For the second structure, it laid out the 12-bit b field as bits 0-7 of the first byte and bits 0-3 of the second byte (equivalently, bits 0-11 of the uint16_t formed from the two bytes in little-endian order), the two-bit reserved field as bits 4-5 of the second byte, and the two-bit flags field as bits 6-7 of the second byte.

In hdr->flags, you accessed one byte, which had been set to C016, using a struct some type. This interpreted bits 6-7 of the byte as two-bit flags field, yielding 3.

In hdr2->flags, you accessed two bytes, the second of which had not been set to any value, using a struct some2 type. This interpreted bits 6-7 of the second byte as the two-bit flags field. The byte apparently contained zeros in these bits, at least in effect, yielding 0.

If you want to rely on your compiler’s layout of bit-fields then you need to define the structures differently, so that the flags field of struct some2 corresponds to bits 6-7 of the first byte. Given your compiler’s apparent behavior, you need to define a six-bit field (or fields totaling six bits) prior to uint8_t flags : 2. That compels those six bits before flags to be separate from a bit-field following flags, so there is no way to define a single 12-bit b field that includes both bits 0-5 from the first byte and additional bits from the second byte.

Alternatively, you can access the byte using a character type and use the shift operator to extract bits 6-7.

0
ikegami On

On an little-endian machine with an 8-bit char, the uint16_t with the byte pattern C0 00 will be 0x00C0, not 0xC000 as you seem to expect.

If, on this machine, the fields are ordered such that the first field is uses the least significant bits, the next field uses the next least significant bits, etc, then your code is equivalent to

uint8_t *hdr1 = (uint8_t *)ptr;     // *hdr1 == 0xC0
printf( "%zu %u\n", sizeof( *hdr1 ), ( *hdr1 >> ( 6      ) ) & 0x3 );  // 1 3

uint16_t *hdr2 = (uint16_t *)ptr;   // *hdr2 == 0x00C0
printf( "%zu %u\n", sizeof( *hdr2 ), ( *hdr2 >> ( 12 + 2 ) ) & 0x3 );  // 2 0

If the value of the field is supposed to be 0xC000—i.e. it's in "network" (big-endian) byte order—then you can fix it using ntohs.

0
Luis Colorado On

As you point out yourself:

C standard allows compiler to put bit-fields in any order. There is no reliable and portable way to determine the order.

So, there's no compatible way to make two structures with different lists of bitfields to be collocated in memory int the same place, and order, in a portable way. Only if you declare the same bitfields and in the same order, with no other bitfields apart of the ones you have includes, and compile them with the same compiler will those structures be compatible.
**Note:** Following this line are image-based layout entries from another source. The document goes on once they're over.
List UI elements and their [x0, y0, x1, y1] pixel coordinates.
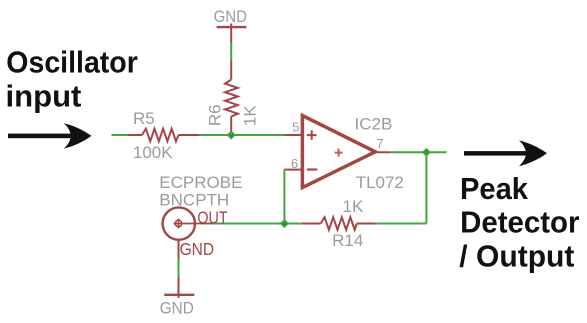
- resistor R6: [225, 61, 238, 132]
- connector ECPROBE BNCPTH: [163, 207, 213, 239]
- svg-text:/ Output: / Output: [459, 238, 574, 273]
- wire BNC to R14: [213, 223, 302, 225]
- svg-text:5: 5: [292, 120, 299, 135]
- svg-text:Peak: Peak: [460, 171, 529, 206]
- op-amp IC2B: [302, 116, 375, 188]
- label Oscillator input: [6, 45, 138, 114]
- svg-text:IC2B: IC2B: [355, 115, 393, 134]
- svg-text:1K: 1K: [343, 197, 364, 216]
- svg-text:Detector: Detector: [460, 205, 579, 240]
- svg-text:GND: GND: [180, 239, 215, 259]
- wire pin 6 down to feedback: [283, 170, 285, 224]
- svg-text:ECPROBE: ECPROBE: [159, 173, 242, 192]
- pin 7 stub: [374, 151, 391, 153]
- BNC ground pin stub: [178, 240, 180, 259]
- wire input left segment: [112, 134, 128, 136]
- svg-text:100K: 100K: [133, 143, 173, 162]
- svg-text:TL072: TL072: [356, 173, 404, 192]
- junction input node: [228, 132, 235, 139]
- junction output node: [423, 149, 430, 156]
- wire BNC to GND: [178, 259, 180, 278]
- svg-text:7: 7: [376, 136, 383, 151]
- pin 5 stub: [284, 134, 302, 136]
- junction feedback node: [281, 220, 288, 227]
- wire R6 to junction: [230, 132, 232, 135]
- resistor R5: [128, 129, 200, 142]
- svg-text:R14: R14: [332, 231, 363, 250]
- svg-text:1K: 1K: [241, 105, 260, 126]
- svg-text:OUT: OUT: [197, 207, 227, 227]
- svg-text:input: input: [6, 79, 82, 114]
- ground GND bottom: [164, 277, 194, 298]
- svg-text:R5: R5: [133, 109, 155, 128]
- wire output junction down: [425, 152, 427, 223]
- wire GND to R6: [230, 43, 232, 62]
- svg-text:R6: R6: [205, 104, 224, 126]
- svg-text:GND: GND: [214, 7, 247, 26]
- wire R5 to op-amp pin 5: [199, 134, 285, 136]
- resistor R14: [302, 217, 376, 230]
- pin 6 stub: [284, 169, 302, 171]
- label Peak Detector / Output: [459, 171, 579, 274]
- ground GND top: [217, 24, 247, 44]
- wire pin 7 to output: [391, 151, 447, 153]
- svg-text:6: 6: [291, 156, 298, 171]
- svg-text:Oscillator: Oscillator: [6, 45, 138, 80]
- wire feedback bottom right: [376, 223, 427, 225]
- input arrow: [8, 123, 92, 148]
- svg-text:GND: GND: [160, 298, 194, 317]
- output arrow: [464, 140, 547, 166]
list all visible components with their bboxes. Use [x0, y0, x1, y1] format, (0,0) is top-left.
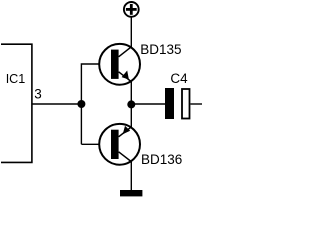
wire : BD135 emitter down to output node and BD136: [130, 81, 132, 128]
wire : +V to BD135 collector: [130, 17, 132, 48]
wire : junction up to BD135 base: [81, 64, 98, 144]
transistor Q2 BD136 (PNP): [99, 124, 140, 165]
power +V symbol: [124, 2, 139, 17]
wire : junction down to BD136 base: [81, 143, 98, 145]
transistor Q1 BD135 (NPN): [99, 44, 140, 85]
wire : IC1 pin 3 to base junction: [32, 103, 82, 105]
capacitor C4 (polarized): [165, 88, 190, 119]
IC IC1 (box, open left edge): [1, 44, 32, 162]
svg-text:3: 3: [34, 86, 42, 101]
svg-text:BD136: BD136: [141, 152, 182, 167]
ground: [120, 190, 142, 196]
node B : output junction dot: [127, 100, 135, 108]
wire : BD136 collector to ground: [130, 161, 132, 191]
wire : output node to C4: [131, 103, 165, 105]
node A : base junction dot: [77, 100, 85, 108]
wire : C4 to right edge: [191, 103, 203, 105]
svg-text:C4: C4: [170, 71, 188, 86]
svg-text:BD135: BD135: [140, 42, 181, 57]
svg-text:IC1: IC1: [6, 72, 26, 86]
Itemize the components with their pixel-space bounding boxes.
But beware, that even in that case it is not warranted that the two 1 bits you put in the data initializer (as you do in your code) will match the positions of the bitfield you desire. Once you decide to use bit fields, you are tied to a single compiler. Don't search the standard, nor try to be portable, if you use bitfields.

The alternative is to start by using a nework format (like e.g. char [1500], and extract from the appropiate byte the bits you are trying to use, and put them ---with a normal assignment--- into the bitfields of the now host format structure) That code will be portable and will not even require the non portable use of the __attribute__((packed)) compiler directive. Something like:

struct some var = {0};
var.flags = (packet[0] & FLAGS_MASK) >> FLAGS_SHIFT;
/* now you have the flags in host format */

(Beware that some protocols transmit the bits MSB first and others in LSB first. Probably you'll have to change the order of bits or define your flags appropiately.)

Indeed, for the first structure you have three fields of 6 and 2 bits, while in the second you have three fields of 12, 2 and 2. It's very umprobable that the flag field goes in the same place in both structures. You were lucky of finding the two 11 bits in the first case, but most probably the 12 bitplaces first field has moved the flags field to the second byte.